Blowing Hot Air: White knuckling through a ride in a homemade balloon over Bend | The Source Weekly - Bend, Oregon

Blowing Hot Air: White knuckling through a ride in a homemade balloon over Bend

A first-time balloon rider tells his experience flying over Bend.

Just sit right back and you'll hear a tale, a tale of a fateful trip...

Sing to yourself "a three-hour tour, a three-hour tour." Oh sure, it looks like the cats meow from the ground with the fun shapes, colors, and smiles, but once you've taken to the skies in one of these "wicker baskets of terror" you might be singing a different tune. For the past 29 years I have been relegated to watching these balloons on the ground, wondering what it felt like to float in the clouds. So when the opportunity arose to take a flight at the Balloons Over Bend Children's Festival this past weekend, I gladly accepted the chance to fulfill this mid-to-low-priority dream of mine.

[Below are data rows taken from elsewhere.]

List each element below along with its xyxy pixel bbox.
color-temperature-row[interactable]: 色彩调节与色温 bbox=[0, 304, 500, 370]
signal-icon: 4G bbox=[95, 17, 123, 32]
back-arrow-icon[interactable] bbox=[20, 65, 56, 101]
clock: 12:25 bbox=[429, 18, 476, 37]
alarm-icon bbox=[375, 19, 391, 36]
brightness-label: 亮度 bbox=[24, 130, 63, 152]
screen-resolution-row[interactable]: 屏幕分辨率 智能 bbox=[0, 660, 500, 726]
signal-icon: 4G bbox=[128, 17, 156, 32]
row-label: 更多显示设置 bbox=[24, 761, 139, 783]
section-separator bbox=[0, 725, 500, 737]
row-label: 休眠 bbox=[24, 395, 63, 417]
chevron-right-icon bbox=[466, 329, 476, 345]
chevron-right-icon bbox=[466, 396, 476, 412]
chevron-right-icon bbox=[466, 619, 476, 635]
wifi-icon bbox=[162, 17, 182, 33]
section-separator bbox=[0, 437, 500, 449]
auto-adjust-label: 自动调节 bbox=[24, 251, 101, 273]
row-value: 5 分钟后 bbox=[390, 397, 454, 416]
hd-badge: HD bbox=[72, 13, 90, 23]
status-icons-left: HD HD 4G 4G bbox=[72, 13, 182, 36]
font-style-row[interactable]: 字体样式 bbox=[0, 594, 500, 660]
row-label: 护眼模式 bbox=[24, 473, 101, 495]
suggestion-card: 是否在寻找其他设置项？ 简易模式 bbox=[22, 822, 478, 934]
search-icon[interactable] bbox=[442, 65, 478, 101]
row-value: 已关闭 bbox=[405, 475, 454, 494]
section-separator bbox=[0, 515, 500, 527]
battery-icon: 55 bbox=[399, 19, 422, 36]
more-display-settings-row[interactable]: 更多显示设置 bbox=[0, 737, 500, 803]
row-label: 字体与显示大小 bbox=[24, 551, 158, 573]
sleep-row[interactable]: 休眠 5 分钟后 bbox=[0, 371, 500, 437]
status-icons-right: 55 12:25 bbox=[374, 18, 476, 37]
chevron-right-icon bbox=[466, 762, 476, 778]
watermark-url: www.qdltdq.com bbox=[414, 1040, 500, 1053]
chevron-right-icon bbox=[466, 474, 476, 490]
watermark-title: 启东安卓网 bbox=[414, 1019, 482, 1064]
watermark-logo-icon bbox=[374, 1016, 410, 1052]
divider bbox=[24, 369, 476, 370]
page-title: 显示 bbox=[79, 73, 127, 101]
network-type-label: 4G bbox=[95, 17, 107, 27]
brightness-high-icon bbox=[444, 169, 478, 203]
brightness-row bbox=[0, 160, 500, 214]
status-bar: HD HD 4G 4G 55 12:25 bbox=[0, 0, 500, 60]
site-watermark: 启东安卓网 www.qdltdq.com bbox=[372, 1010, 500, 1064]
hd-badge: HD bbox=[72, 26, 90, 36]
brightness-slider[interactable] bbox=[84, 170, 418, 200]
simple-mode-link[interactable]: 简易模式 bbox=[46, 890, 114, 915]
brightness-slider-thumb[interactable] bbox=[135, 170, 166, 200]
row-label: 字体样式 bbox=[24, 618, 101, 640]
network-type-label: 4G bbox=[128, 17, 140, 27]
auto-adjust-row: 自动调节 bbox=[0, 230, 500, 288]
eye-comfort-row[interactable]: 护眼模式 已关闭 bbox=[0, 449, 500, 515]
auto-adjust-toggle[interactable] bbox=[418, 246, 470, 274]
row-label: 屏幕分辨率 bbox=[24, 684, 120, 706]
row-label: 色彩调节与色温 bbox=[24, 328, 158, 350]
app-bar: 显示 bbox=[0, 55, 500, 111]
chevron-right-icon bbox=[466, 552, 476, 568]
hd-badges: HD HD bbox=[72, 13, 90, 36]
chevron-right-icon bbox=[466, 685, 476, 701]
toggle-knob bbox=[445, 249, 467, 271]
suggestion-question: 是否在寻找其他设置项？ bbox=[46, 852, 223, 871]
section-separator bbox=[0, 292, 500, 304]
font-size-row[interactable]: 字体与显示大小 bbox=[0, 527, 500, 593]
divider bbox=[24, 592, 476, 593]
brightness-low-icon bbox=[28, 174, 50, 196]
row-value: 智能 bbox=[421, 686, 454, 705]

With the sun having just risen and the grass still dewy, my fellow passenger, Lay it Out Event's Eric Miller, and I put our respective fates into the hands of our pilot and his handmade, experimental balloon, which was incidentally only disclosed to us when we were already 100 feet into the flight.


"By the way, my wife and I sewed this balloon by hand," the pilot casually dropped, as if our heartbeats weren't already racing enough.

Upon taking off, two things come to mind. The first is "Wow, this is high. My body is not adjusting well to this." The second is, "Where the hell are we going to land!?" One can really see and appreciate the natural beauty of Central Oregon from some altitude. Forests, rivers, and mountains abound; as far as the eye can see. That's great if you're an outdoor enthusiast, but Barney if you happen to be suspended from a basket at 900 feet. The pre-flight "brace-for-impact" briefing that the pilot gave didn't help settle the nerves either. But eventually as you get higher and higher and grasp that you're not going to topple out of the uncomfortably low-walled basket, the color slowly returns to your knuckles as you loosen your grip on the safety rope and a few moments of calm wash over you as you bask in the blasting warmth of the propane burners. The calm is fleeting, however, as the pilot begins to turn his attention to landing. Eric and I chimed in on possible landing spots and weighed in on the wind conditions, as if we were bringing value and information to the situation.

With the landing spot chosen, the pilot brought it down for what I was told was a faster-than-usual landing. We bounce off the ground once and head straight into a dirt mound, sending me flying across the basket and onto the floor as the basket connects with the slope. In all fairness, I was holding a six-pound camera in one hand filming the event. So I guess I got bucked off the bull before my eight seconds were up. It was clear that the balloon had different ideas though and wasn't ready to settle, so we plowed through a brush pile and took back off without further incident, bringing her safely back down in a clearer section of field about thirty seconds later.

Most adventures that are worthwhile have some unknown element of risk to them; it's the classic risk vs. reward scenario that dictates our every waking moment. And while seemingly uneventful from the ground, ballooning really does contain all that we look for in a good thriller: suspense, unknown villains like gusting wind, and danger such as dirt mound landings. Once you're in the air, you realize that this actually could go the way of Gilligan and the Skipper with 1,000 feet of altitude and a flame thrower mixed in for good measure. And as safe as ballooning is, statistically, all the passengers, pilot included, are virtually powerless in the face of the elements. You will come down, eventually, But not knowing upon what terms that will happen is the proposition that makes even the most uneventful balloon ride...eventful.